A volte ritornano. O meglio, ritornano ogni cinque anni, in concomitanza delle elezioni Politiche. Sono gli evergreen della politica nazionale e locale, pronti a garantirsi l’assicurazione per un’altra legislatura tra i banchi del Parlamento.

Fenomeno che interessa soprattutto il centrodestra, che blinda i suoi deputati e senatori ricandidando i vari Luigi Cesaro (capolista al Senato al plurinominale, nonostante la recente inchiesta della magistratura a suo carico per scambio di voti), Carlo Sarro, Paolo Russo, Domenico De Siano, Mara Carfagna. Per non parlare degli intramontabili Mastella e Pisacane, che hanno deciso di dare spazio alle loro consorti. Non mancano tuttavia le polemiche, per dei ritocchi nelle liste di Forza Italia fatti all’ultim’ora direttamente dal Cavaliere Silvio Berlusconi. E’ il caso di Nunzia De Girolamo, ritrovatasi a sua insaputa declassata al secondo posto nel collegio per la Camera di Avellino – Benevento, alle spalle di Cosimo Sibilia. La deputata beneventana ha accusato stamane in diretta tv Mara Carfagna e il leader regionale De Siano: “Non è in grado di guidare il partito”, ha affermato la De Girolamo.
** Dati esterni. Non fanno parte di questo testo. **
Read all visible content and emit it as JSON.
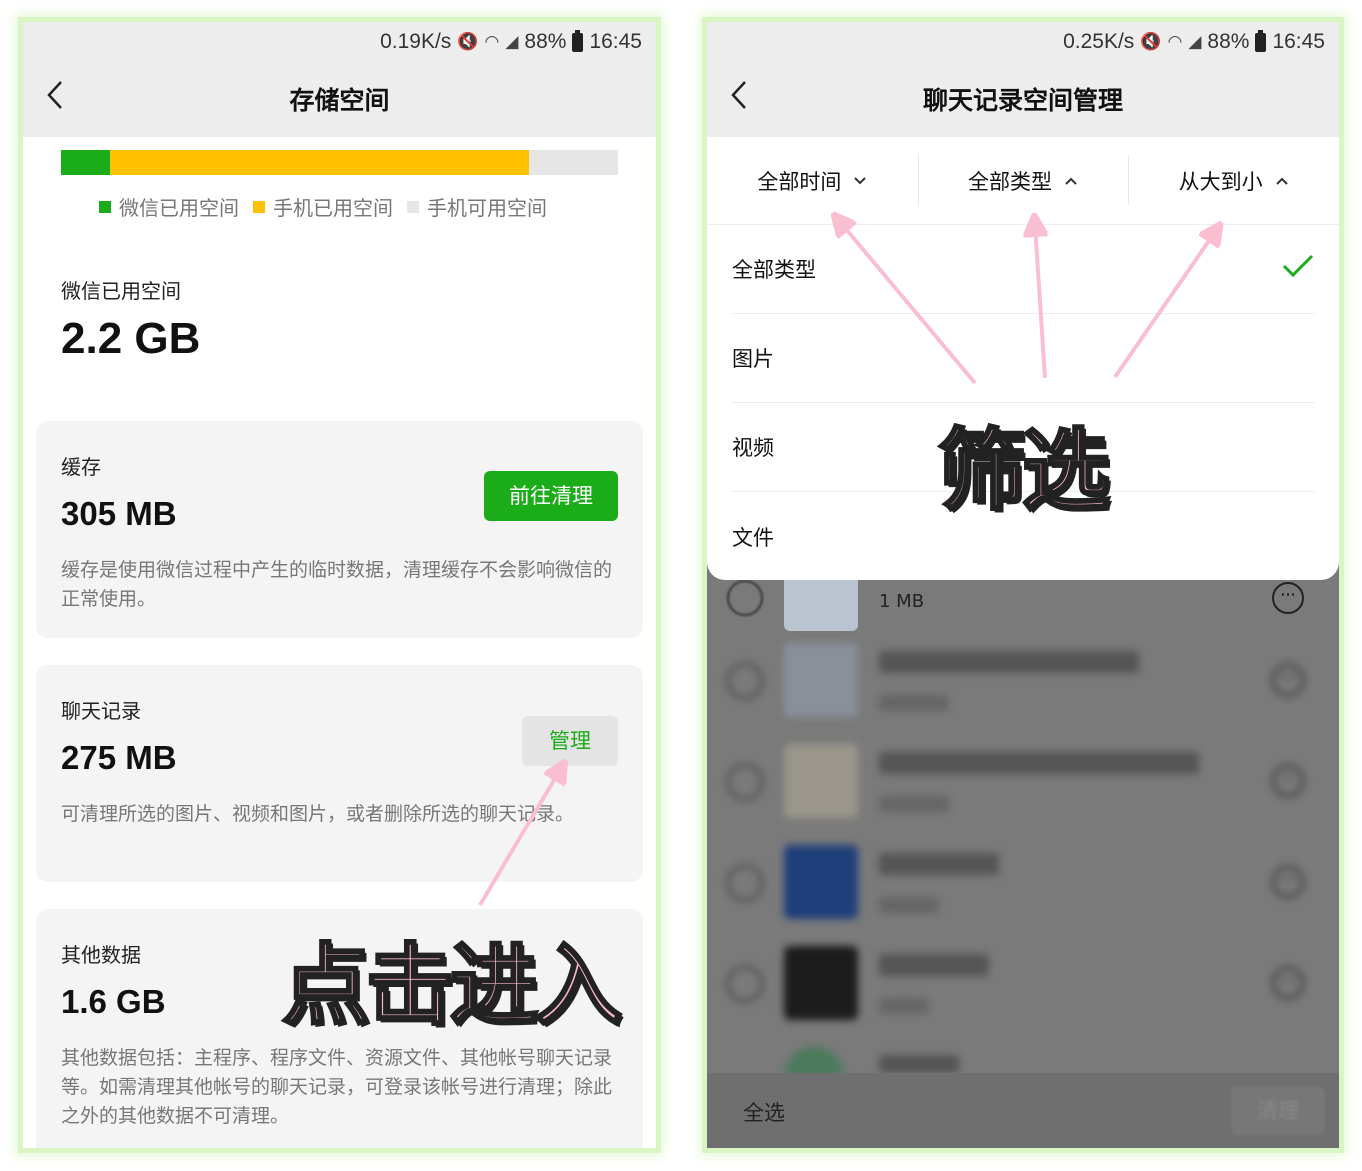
{
  "left": {
    "status": {
      "speed": "0.19K/s",
      "battery": "88%",
      "time": "16:45"
    },
    "title": "存储空间",
    "usage": {
      "wechat_fraction": 0.088,
      "phone_fraction": 0.752,
      "colors": {
        "wechat": "#1aad19",
        "phone": "#fdc100",
        "free": "#e6e6e6"
      }
    },
    "legend": [
      "微信已用空间",
      "手机已用空间",
      "手机可用空间"
    ],
    "wechat_used": {
      "label": "微信已用空间",
      "value": "2.2 GB"
    },
    "cache": {
      "label": "缓存",
      "value": "305 MB",
      "button": "前往清理",
      "desc": "缓存是使用微信过程中产生的临时数据，清理缓存不会影响微信的正常使用。"
    },
    "chat": {
      "label": "聊天记录",
      "value": "275 MB",
      "button": "管理",
      "desc": "可清理所选的图片、视频和图片，或者删除所选的聊天记录。"
    },
    "other": {
      "label": "其他数据",
      "value": "1.6 GB",
      "desc": "其他数据包括：主程序、程序文件、资源文件、其他帐号聊天记录等。如需清理其他帐号的聊天记录，可登录该帐号进行清理；除此之外的其他数据不可清理。"
    },
    "annotation": "点击进入"
  },
  "right": {
    "status": {
      "speed": "0.25K/s",
      "battery": "88%",
      "time": "16:45"
    },
    "title": "聊天记录空间管理",
    "tabs": [
      {
        "label": "全部时间",
        "chevron": "down"
      },
      {
        "label": "全部类型",
        "chevron": "up"
      },
      {
        "label": "从大到小",
        "chevron": "up"
      }
    ],
    "options": [
      "全部类型",
      "图片",
      "视频",
      "文件"
    ],
    "selected_option": "全部类型",
    "first_row_size": "1 MB",
    "select_all": "全选",
    "clear": "清理",
    "annotation": "筛选"
  }
}
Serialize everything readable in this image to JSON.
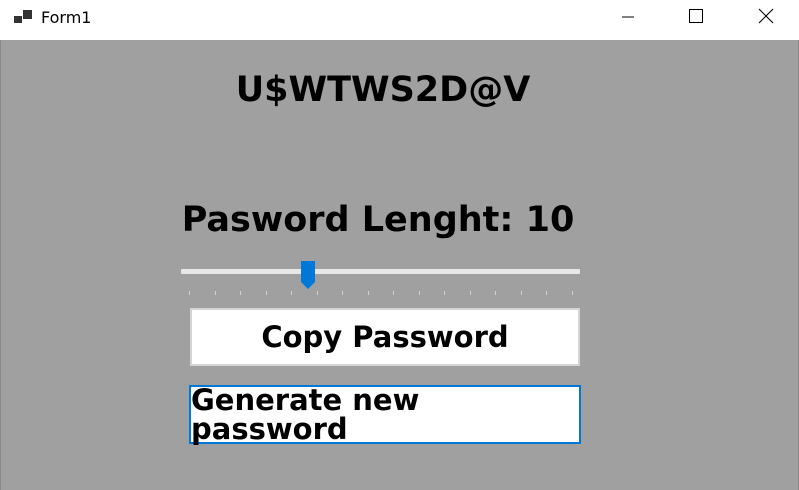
{
  "window": {
    "title": "Form1",
    "controls": {
      "minimize": "minimize-icon",
      "maximize": "maximize-icon",
      "close": "close-icon"
    }
  },
  "form": {
    "generated_password": "U$WTWS2D@V",
    "length_label": "Pasword Lenght: 10",
    "slider": {
      "value": 10,
      "min": 1,
      "max": 30,
      "tick_count": 16,
      "accent_color": "#0078d7"
    },
    "copy_button_label": "Copy Password",
    "generate_button_label": "Generate new password",
    "background_color": "#a0a0a0",
    "focused_button_border_color": "#0078d7"
  }
}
Ma le polemiche sulle liste non risparmiano le altre coalizioni e gli altri partiti. Nel Pd infatti, dopo “Il lanciafiamme” (citazione Renzi) usato dal segretario nazionale nella composizione delle liste, tiene banco la querelle con le minoranze democrat. La resa dei conti potrebbe materializzarsi subito dopo il voto. Nel caso in cui il Pd non dovesse raggiungere la linea di salvezza del 24%, il ministro Orlando e il governatore della Puglia Michele Emiliano potrebbero chiedere un nuovo congresso. L’obiettivo? Rovesciare Matteo Renzi e, magari, riaprire agli scissionisti di Liberi e Uguali. Un Pd che, in Campania, oltre alla candidatura azzeccata di Paolo Siani, ha garantito comunque uno scranno in Parlamento a Piero De Luca, figlio del governatore Vincenzo.

Ed è bagarre anche nel Movimento 5 Stelle, dove si discute delle gaffe dell’ultim’ora commesse sulle liste. Di Maio ha dovuto infatti cancellare, nella lista dei “super competenti” individuati per i collegi uninominali, l’ammiraglio di Marina Rinaldo Veri. Quello che fino a due giorni fa era considerato “il fiore all’occhiello” della prossima competizione elettorale, è responsabile di “aver svolto il ruolo di consigliere comunale ad Ortona, per una lista civica alleata col Pd”. E a Firenze, a sfidare Matteo Renzi all’uninominale, ci sarà Nicola Cecchi, avvocato figlio di uno storico esponente dc, iscritto fino a poco fa al Pd. In Toscana, era tra i più accesi sostenitori del Si al referendum costituzionale del 2016, che segnò una nuova era politica nel panorama nazionale.